Lecture 24 - Inheritance

  • Inheritance - form new classes based on existing ones.
  • Superclass - parent class being extended.
  • Subclass - child class inheriting behavior from superclass.
    • Gets a copy of every field and method from the superclass
  • is-a relationship - each object of the subclass also “is a(n)” object of the superclass and can be treated as one.
    • One-way relationship
  • Example:
public class A {
  public void m1() {
    m2();
    S.o.pln("A1");
  }
  
  public void m2() {
    S.o.pln("A2");
  }
}

public class B extends A
  public void m2() {
    S.o.pln("B2");
  }
}

// what is the output of
B b = new B();
b.m1();

// output: B2 / A1
  • What relationships are or are not allowed?
  • Type systems, casting, compiler checking
PromiseType variable = new ActualType();
  • Object: automatically is extended from every object.
SuperClassType variable = new SubClassType();
  • Methods are always called on the actual type - not the promised type. Promises are nothing in execution.
  • Casting to access certain subclass methods
  • Casting can get ‘around’ the Java compiler, renegotiating a contract. Casting creates a temporary new ‘interpretation’.
  • Super calls are non polymorphic calls.

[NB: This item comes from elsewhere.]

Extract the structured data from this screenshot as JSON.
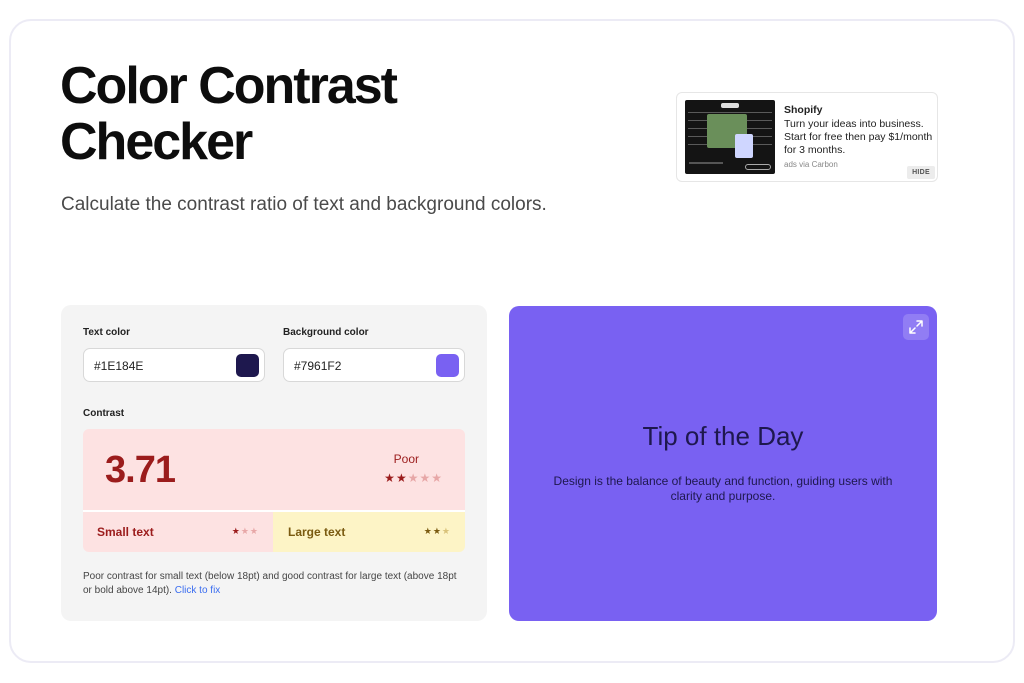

Lecture 25 - ArrayIntList, Iterators, Resizing

  • Compile time - check if the cast type or promised type has the method
  • Run time - if compiles and involved casting, check if actual type can actually be cast to cast type
  • If no compile time or run time error, call the method on the actual type

  • ArrayList - we started trying to understand how the ArrayList works.
  • Extending the size of an array when the maximum capacity is reached: the significant cost (the heavy cost of copying over) is amortized across an increasing number of cheap costs
  • Iterators - the iterator is an interface with a certain set of methods - hasNext(), next(), and remove()
  • The iterator is like the ‘pharmacist’ at a pharmacy: they navigate the backroom.
  • Static - makes things applicable to the class rather than the object.

Lecture 26 - Collections and Abstract Classes

  • Organize a collection of collections
  • Interfaces - you define which elements you need
  • Abstract classes - the best of both worlds between interfaces and classes.